Федор с Лешкой не заговаривал, лишь о чем-то спросил Саиду. Причем — не по-русски, а на каком-то непонятном языке, наверное на татарском. Ну, ясно, на татарском, на каком же еще-то?

Вот, снова подъехал, заговорил. Саида отвечала, а Лешка вслушивался в непонятные слова, для себя отметив что-то не совсем обычное в этой недолгой беседе: вроде бы как Федор что-то приказывал, а Саида оправдывалась.

— Шайтан, — когда купец отъехал, выругалась девушка и, тут же повернувшись к Лешке, поинтересовалась его родителями.

— Да умерли они давно уже, — негромко отозвался тот. — Говорил же — детдомовский я, сирота.

— Якши! — улыбнулась вдруг Саида. И Лешке почему-то очень не понравилась ее улыбка, уж больно хищной она была.

— Ты из-под Мценска, сирота… А чем занимался?

Ого! Девчонку явно потянуло на беседу. Ну и славно, все лучше, чем молча сидеть, кто знает, сколько там еще ехать?

— В университете учился, — усмехнулся Лешка. — Социальные науки изучал. А летом трактористом подрабатывал

Саида скривилась:

— Ты литовскими словами не говори, Алексий, все одно я их не понимаю: Говори по-русски.

— А я по-каковски?! По-английски, что ли?

— Так чем ты занимался?

— Сельским хозяйством! — не выдержав, Лешка повысил голос, заколебала уже эта Саида своей тупостью. — Это, надеюсь, понятно? Озимые, яровые, посевная…

— Озимые? Посевная? Понятно, — несколько разочарованно, как показалось юноше, произнесла собеседница. — Так ты крестьянин.

— Сама ты крестьянка, — разозлился Лешка. — Говорят тебе — тракторист.

— Что ж, крестьянин так крестьянин, — задумчиво протянула девушка. — Такие тоже нужны.
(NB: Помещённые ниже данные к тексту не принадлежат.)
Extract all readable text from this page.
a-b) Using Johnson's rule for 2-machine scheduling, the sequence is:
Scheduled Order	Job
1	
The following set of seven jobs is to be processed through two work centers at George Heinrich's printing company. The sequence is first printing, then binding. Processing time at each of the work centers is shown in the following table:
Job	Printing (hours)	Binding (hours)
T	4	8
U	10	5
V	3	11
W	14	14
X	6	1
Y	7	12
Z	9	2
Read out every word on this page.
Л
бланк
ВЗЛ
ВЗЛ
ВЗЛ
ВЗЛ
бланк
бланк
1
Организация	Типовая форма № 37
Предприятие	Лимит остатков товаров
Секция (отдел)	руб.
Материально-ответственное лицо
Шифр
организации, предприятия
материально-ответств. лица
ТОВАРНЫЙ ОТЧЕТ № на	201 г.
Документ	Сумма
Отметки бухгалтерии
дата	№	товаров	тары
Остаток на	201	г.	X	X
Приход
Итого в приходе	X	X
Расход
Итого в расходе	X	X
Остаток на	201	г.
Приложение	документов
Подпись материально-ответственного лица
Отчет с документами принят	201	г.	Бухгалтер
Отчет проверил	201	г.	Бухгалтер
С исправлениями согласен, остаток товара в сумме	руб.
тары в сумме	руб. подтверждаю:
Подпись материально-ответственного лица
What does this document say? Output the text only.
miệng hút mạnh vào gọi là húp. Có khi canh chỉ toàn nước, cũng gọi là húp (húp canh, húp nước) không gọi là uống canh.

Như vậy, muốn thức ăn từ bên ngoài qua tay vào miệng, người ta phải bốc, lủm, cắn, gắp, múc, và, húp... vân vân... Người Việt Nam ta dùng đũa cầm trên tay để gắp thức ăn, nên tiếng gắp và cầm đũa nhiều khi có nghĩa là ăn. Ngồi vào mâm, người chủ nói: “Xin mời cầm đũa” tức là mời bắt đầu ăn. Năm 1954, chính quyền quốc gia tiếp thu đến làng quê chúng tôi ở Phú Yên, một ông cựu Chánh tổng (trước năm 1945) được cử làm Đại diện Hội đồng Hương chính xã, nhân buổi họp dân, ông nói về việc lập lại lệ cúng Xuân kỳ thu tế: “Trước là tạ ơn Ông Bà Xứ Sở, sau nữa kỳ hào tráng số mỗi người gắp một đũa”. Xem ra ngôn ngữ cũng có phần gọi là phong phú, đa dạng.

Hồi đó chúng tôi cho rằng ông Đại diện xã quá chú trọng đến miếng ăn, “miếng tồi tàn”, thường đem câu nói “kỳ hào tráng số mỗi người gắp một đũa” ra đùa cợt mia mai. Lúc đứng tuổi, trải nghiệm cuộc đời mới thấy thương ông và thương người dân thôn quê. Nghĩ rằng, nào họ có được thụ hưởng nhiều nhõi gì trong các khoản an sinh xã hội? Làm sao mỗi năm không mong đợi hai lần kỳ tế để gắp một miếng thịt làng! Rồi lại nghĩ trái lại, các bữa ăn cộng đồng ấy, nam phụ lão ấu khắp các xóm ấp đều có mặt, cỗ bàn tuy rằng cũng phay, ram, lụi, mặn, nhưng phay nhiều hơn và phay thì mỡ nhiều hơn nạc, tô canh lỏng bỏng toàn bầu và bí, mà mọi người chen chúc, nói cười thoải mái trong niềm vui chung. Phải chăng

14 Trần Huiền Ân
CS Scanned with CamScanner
Плохо только — уж больно ты тощий.

— Это почему ж плохо?

Саида не успела ответить — впереди показалось море! Синее, блестящее от солнца, бескрайнее!

— О нет, это не море, — девушка безжалостно оборвала Лешкину радость. — Лиман.

— Ну, все равно… Вода!

— Да, — согласилась Саида. — Вода — это славно.

На самом берегу лимана виднелись белые домики, окруженные садами, какое-то приземистое здание с длинным забором и высокая башня, похожая на пожарную каланчу. Напротив домиков, меж перевернутыми кверху килем лодками сушились рыбачьи сети.

Лешка закрутил головой, стараясь углядеть хоть кого-нибудь, однако деревня выглядела безлюдной, может быть, потому что — август, страда?

— Все работают, — пояснила Саида. — Сейчас завернем на постоялый двор.

— Слушай, — внезапно осенило Лешку. — А телефон там имеется? Ну, почта?

— Все есть, — заверила девушка и, спрыгнув с телеги, потянула парня за руку. — Идем!

— Куда? На почту?

— Ну да! Скорей же, мы здесь не можем долго стоять — надо нагнать большой караван.

— Что ж…

Вслед за девчонкой Лешка побежал к призывно распахнувшимся в высоком глухом заборе воротам. За ними, на конях, скакали Федор и двое его парней — Мишка с Терентием. Ворот они достигли одновременно. Вышедший со двора дед — седобородый, в татарской одежке, — прижав руку к сердцу, поклонился гостям и вежливо пригласил внутрь.